不意に、聞き慣れた名前が耳を掠めた。
「瀬伊様の声って、本当に魅力的ですわね〜」
「そうですわねー。少し高めで甘くて、一言囁かれるだけで逆らえない力があるというか」
「さすが祥慶学園の妖精でいらっしゃるわよね」
ここ祥慶学園で、誰もが注目するラ・プリンス。その一人である彼は、そのきれいな容姿も声も、繊細なピアノも、そのどれもが女の子達にとても人気
があって、どこへ行っても彼の話は出てくる。あたしが困るくらいに。
「あの声で、耳元で囁かれたらどうなるかしら」
「きゃあっ、はしたない。そんなこと想像もできませんわ」
「あ〜、もしそんなことがあったら、京香、きっと倒れてしまいますわー」
ルーフガーデンでさんざめく女生徒達の声が、風に乗ってここまで届く。彼女たちのおしゃべりは、とどまることを知らない。
「知ってるよ、そんなこと」
足を止めて、思わず呟いていた。
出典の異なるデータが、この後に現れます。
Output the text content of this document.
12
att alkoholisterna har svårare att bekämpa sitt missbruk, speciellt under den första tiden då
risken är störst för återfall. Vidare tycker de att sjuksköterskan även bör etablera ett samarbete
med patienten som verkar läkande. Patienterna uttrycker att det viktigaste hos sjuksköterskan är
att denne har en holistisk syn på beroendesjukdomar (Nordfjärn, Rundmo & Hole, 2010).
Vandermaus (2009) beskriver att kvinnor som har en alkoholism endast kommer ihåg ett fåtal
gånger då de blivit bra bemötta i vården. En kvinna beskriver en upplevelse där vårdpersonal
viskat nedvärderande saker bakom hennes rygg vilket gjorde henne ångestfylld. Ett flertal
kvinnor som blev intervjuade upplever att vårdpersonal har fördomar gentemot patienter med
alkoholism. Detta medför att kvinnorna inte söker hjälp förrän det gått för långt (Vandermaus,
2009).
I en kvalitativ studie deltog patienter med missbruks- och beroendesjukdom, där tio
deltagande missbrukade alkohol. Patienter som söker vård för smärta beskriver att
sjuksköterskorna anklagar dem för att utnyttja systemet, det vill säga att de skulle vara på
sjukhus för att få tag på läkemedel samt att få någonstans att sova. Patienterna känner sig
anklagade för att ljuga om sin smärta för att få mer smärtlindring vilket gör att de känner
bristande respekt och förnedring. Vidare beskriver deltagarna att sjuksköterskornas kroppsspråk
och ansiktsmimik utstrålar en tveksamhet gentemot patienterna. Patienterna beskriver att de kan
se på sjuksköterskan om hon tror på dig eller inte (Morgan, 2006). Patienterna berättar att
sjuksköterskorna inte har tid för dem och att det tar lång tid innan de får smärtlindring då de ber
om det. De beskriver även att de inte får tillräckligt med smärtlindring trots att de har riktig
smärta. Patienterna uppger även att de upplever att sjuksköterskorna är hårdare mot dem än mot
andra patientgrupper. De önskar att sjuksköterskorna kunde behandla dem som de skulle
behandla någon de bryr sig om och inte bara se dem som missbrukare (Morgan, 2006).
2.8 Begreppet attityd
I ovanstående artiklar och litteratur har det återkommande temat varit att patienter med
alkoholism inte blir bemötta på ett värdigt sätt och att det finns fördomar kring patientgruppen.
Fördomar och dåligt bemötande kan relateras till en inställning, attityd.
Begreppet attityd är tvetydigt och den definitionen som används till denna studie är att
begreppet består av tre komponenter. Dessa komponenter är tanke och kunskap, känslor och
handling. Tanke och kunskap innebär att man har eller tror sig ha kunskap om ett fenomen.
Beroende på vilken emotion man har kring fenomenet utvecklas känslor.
誰もここにはいないのに。
でも、知ってるの。
囁かれたら、どうなるかなんて。
そう、彼の声には力がある。
優しげで甘くて、どこか儚くも聞こえるのに、実はとても意地悪なことも。
その囁きを耳元で聴かされたら、何も抗えなくなることも。
そして、一番力を発揮するのは、夜だということも。
「ねえ、むぎ」
ほら、後ろから伸ばされた腕と声が、今夜もあたしをとらえる。
それは、あたしだけが知っている Secret voice。